3. Involve vested interests to balance industry concerns with ETS goals
Energy transition inevitably requires producers of energy and industrial products to bear some disruption and costs. While some find ways to move away from fossil fuel- dependent production, others resist change or actively lobby against carbon pricing. Through China's seven regional pilots, the Climate Change department, which is currently within the Ministry of Ecology and Environment, together with key advisers, has prioritized and gained experience in handling the concerns of industry during the policy design process.
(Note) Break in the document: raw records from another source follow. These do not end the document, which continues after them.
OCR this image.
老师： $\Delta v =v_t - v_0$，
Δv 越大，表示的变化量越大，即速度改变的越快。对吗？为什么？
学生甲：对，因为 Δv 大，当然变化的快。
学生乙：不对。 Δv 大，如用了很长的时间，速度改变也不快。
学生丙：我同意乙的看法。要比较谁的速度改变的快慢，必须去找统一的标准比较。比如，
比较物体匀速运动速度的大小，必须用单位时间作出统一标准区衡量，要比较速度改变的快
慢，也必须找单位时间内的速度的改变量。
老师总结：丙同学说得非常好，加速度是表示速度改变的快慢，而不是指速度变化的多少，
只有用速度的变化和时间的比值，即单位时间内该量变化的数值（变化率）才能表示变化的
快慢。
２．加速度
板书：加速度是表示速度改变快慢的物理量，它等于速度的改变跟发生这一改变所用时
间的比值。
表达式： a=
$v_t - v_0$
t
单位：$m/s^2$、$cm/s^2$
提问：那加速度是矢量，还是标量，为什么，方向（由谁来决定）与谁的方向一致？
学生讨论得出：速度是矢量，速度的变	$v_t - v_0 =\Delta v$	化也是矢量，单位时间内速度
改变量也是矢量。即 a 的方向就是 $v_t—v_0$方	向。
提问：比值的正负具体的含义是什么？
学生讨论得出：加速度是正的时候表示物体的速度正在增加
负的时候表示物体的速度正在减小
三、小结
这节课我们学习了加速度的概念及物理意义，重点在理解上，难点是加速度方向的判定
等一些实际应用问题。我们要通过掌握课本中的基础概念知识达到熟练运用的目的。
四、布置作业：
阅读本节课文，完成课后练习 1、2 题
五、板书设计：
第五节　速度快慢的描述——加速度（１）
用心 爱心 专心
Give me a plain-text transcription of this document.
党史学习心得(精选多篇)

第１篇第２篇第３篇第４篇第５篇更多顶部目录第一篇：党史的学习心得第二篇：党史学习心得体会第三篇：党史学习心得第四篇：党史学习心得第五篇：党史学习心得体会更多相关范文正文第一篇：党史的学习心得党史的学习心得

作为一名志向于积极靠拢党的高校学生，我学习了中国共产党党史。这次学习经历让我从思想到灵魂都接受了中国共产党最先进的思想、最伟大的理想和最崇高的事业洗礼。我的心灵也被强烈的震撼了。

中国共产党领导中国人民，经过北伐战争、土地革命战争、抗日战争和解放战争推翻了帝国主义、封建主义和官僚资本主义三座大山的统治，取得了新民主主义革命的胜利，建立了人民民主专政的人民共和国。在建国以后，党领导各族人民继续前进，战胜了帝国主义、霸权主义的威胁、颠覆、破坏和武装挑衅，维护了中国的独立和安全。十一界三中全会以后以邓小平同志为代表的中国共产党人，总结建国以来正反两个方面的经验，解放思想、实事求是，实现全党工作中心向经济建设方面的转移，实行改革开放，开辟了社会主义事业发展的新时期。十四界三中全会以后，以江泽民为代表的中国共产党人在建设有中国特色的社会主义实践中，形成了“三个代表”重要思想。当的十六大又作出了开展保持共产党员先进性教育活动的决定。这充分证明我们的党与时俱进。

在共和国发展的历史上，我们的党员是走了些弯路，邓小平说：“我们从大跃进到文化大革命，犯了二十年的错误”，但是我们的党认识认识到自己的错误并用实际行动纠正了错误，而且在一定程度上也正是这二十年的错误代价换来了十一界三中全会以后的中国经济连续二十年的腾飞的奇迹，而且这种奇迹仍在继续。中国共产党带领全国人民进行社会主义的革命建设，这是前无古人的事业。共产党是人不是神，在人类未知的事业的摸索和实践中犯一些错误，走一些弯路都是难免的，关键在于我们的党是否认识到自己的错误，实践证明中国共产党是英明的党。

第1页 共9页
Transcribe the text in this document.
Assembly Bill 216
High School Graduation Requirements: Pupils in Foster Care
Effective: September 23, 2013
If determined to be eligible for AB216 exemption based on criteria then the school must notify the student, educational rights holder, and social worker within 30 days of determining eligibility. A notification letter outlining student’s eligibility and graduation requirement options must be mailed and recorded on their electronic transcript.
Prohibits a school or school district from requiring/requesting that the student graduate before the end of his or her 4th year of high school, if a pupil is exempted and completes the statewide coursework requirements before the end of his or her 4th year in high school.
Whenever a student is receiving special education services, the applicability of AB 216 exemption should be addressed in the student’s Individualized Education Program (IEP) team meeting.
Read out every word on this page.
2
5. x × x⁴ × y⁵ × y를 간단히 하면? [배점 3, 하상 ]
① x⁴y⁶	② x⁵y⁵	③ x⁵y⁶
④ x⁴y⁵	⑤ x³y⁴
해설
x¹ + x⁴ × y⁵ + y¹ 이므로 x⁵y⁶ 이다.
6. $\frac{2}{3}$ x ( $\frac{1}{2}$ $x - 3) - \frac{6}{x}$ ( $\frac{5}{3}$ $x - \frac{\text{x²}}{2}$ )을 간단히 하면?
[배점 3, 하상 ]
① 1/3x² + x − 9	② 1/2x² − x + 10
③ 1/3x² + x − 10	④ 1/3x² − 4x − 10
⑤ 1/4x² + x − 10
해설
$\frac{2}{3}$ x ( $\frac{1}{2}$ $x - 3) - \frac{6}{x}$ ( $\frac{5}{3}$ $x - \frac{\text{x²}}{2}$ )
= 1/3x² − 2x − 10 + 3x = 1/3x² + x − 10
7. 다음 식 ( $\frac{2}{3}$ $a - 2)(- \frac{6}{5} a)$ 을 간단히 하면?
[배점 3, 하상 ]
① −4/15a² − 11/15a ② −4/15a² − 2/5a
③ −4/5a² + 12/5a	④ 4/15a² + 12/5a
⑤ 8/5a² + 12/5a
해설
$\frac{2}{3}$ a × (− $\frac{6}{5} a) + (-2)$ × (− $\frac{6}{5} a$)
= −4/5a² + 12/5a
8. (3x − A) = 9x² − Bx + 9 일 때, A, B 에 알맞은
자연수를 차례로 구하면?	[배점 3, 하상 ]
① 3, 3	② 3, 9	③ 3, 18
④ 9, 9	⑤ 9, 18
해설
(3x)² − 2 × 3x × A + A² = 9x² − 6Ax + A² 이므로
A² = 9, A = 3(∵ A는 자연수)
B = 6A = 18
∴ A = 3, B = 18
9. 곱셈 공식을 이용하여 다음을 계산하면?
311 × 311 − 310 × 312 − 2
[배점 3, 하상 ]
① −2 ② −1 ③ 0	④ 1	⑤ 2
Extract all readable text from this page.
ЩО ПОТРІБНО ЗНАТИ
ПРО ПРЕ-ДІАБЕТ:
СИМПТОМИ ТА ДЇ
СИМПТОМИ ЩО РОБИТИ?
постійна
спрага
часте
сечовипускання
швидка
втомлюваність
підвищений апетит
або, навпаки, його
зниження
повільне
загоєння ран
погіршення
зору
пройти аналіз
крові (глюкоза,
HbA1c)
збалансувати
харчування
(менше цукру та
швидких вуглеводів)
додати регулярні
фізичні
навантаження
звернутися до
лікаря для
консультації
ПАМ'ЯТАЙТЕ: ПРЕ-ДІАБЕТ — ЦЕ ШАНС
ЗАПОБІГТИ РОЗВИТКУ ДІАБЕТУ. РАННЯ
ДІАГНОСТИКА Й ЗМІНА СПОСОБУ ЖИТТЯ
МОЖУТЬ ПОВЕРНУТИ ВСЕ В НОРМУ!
They have engaged industry representatives throughout in a number of ways. Companies and sectoral associations sit on committees together with think tanks, government representatives and policy design advisers. ICF together with other local partners has facilitated some of these processes in multiple projects and initiatives through roundtable discussions for industry stakeholders and government advisers. These activities help to draw out opinions on carbon pricing as a way of overcoming the lack of open public debate that takes place in Europe and North America. Some of these workshops provided policy recommendations and feedback loops to policymakers, others enabled exchange of experiences and concerns among market participants and stakeholders. Working with China Carbon Forum, ICF also conducts large-scale surveys of China's carbon pricing stakeholders.
The policymaking environment in India differs in significant ways from China's, where the high concentration of state-owned industry often gives companies a direct line to policymakers. As in many other emerging economies, most industry in India is not state owned and is able to lobby more publicly, potentially influencing public opinion to pressure policymakers on the design of carbon pricing. Still, the principle of balancing the interests of industry and emissions reduction remains the same and, while specifics may vary, emerging economies could benefit from engaging with China about their experience of this process.
4. Factor in existing emissions-reduction measures for optimal ETS design
Every ETS needs to be designed with regard to other measures which may also lead to emissions reduction. Energy efficiency standards, mandatory closure of facilities, pollution mitigation policies and economic slow-down can all impact demand within the carbon market by enabling companies to more easily meet their cap without buying ETS credits. In China, the effects of a range of policies have informed the design of its ETS, in particular the reform of its power sector.
Power sector reform is a prime example of a measure likely to lead to emissions reduction regardless of the ETS. By planning to start operation of its national ETS exclusively in the power sector, the Chinese government has opened up the opportunity to carefully consider how to coordinate these two policies. With help from expert advisers, it is currently looking at how best to calibrate allowance allocation to maintain a carbon price incentive in the ETS in the context of the reform process.
Concerns around consumer impacts in India may mean that with the introduction of an explicit carbon price overlapping policies that risk double-taxing consumers are abolished. While the issues will, again, be different in other emerging economies, China can usefully share its experience of coordinating carbon pricing with other policies and instruments to help ensure the long-term success of its carbon pricing measures including ETS.
In fact, one of the most important lessons any country can learn about ETS design is that dialogue with others that have been there, made mistakes and found creative and feasible solutions can positively impact the process—and the outcome.